The lessons Beard learned from Priest have served him well in the coaching profession. He has a 216-74 combined record from all his coaching stops and is 94-34 during his four years at Texas Tech. The highlight of his tenure with the Red Raiders was an appearance in the national championship game in 2019 when the team lost 85-77 in overtime against Virginia. Beard was selected as the Associated Press National Coach of the Year for his efforts.

Despite the disappointment of their season-ending loss, the Red Raiders had established a new standard for a program that had reached the Sweet 16 just twice in the 40 years before Beard took the reins in Lubbock.

“We’ve always kept in touch, and I’ve always followed his career,” Endicott said. “I knew he would be successful because he’s a smart guy. ... He just had a really high basketball IQ. Watching him put in the workhorse work through the college ranks to get to where he is today at Texas Tech University, it’s amazing. I’m really, really happy for him. I go up to Lubbock a lot and watch basketball games, and we all follow him, but he’s never changed. He’s still the same guy — very down to earth and genuine.”

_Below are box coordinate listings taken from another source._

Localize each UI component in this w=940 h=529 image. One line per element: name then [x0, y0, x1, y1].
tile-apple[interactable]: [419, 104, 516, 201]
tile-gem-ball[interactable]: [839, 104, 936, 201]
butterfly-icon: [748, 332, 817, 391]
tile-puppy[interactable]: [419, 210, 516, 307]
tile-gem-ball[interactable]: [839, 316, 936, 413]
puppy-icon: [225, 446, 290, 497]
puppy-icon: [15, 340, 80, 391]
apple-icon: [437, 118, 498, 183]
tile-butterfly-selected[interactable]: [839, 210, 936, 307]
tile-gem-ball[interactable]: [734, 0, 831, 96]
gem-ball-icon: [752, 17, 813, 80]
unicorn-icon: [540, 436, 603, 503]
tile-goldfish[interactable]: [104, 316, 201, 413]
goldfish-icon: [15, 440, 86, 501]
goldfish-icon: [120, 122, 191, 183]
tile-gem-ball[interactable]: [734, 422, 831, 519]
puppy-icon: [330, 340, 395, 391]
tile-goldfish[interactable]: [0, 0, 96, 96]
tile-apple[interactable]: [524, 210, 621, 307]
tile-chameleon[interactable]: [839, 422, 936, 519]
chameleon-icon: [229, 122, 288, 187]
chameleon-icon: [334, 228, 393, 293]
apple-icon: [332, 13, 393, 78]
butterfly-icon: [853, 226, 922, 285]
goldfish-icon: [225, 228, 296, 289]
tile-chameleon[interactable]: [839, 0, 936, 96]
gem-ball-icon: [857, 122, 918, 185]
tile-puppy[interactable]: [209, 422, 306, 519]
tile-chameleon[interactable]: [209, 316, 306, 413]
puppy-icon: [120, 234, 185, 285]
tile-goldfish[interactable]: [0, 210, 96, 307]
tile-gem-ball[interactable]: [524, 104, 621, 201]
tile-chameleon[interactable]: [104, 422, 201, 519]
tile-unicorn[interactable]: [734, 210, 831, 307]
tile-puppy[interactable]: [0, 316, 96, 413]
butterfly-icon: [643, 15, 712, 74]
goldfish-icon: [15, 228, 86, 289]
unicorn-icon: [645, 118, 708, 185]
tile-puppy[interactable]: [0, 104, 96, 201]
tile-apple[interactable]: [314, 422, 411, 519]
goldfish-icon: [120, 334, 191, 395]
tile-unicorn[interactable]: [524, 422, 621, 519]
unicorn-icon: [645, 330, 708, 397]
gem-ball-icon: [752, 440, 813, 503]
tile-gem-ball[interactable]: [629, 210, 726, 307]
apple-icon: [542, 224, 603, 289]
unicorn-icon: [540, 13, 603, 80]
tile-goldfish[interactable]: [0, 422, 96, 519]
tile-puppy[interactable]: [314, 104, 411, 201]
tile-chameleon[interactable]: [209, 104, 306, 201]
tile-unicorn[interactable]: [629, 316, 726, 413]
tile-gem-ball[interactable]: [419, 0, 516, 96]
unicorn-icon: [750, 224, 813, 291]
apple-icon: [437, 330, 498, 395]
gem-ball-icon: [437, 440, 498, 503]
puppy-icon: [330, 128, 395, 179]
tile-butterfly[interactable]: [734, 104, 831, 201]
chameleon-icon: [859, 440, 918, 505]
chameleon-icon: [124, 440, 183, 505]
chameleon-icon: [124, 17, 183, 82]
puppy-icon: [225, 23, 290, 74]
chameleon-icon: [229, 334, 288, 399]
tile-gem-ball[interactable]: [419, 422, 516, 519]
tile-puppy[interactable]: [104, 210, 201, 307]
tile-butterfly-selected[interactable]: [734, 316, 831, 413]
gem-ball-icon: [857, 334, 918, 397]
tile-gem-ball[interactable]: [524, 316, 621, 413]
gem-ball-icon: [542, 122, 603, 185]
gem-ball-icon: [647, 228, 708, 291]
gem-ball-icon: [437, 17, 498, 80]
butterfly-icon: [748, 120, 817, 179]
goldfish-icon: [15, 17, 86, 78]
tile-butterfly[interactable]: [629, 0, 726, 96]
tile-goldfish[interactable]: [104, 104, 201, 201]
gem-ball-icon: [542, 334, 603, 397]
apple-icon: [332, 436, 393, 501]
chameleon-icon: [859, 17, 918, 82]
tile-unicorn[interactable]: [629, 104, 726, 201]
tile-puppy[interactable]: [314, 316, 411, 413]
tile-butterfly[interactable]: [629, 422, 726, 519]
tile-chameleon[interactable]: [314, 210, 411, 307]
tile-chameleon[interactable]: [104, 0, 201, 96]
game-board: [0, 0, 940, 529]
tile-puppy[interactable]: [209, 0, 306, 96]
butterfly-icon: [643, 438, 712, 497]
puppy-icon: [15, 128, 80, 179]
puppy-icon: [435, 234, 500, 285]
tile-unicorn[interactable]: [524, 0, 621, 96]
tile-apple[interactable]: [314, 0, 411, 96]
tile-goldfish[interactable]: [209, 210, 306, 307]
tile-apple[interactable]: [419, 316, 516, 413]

Texas Tech posted an 18-13 record during the 2019-20 campaign and was preparing to compete at the Big 12 Tournament in Kansas City, Mo., before the COVID-19 pandemic shuttered the season.

“I thought we were primed to make an NCAA Tournament run,” Beard said. “Then, when they canceled the season, there were so many emotions, but really, I felt really bad for our two seniors. Hopefully, the rest of us will get to play another game and coach another game, but T.J. Holyfield and Chris Clarke, those two seniors, that’s where my heart went. It was a crazy ending to the season.”

Despite the setback caused by the virus, Beard is excited for the future of his program.

“I think anybody involved in basketball would agree when I say what we miss the most is the game,” he said. “Sometimes when things are taken away from you, it gives you a greater appreciation for what you had before. I know for us, as basketball players and coaches, we just miss the game. I can’t wait to get out there with this year’s team and just start competing again.”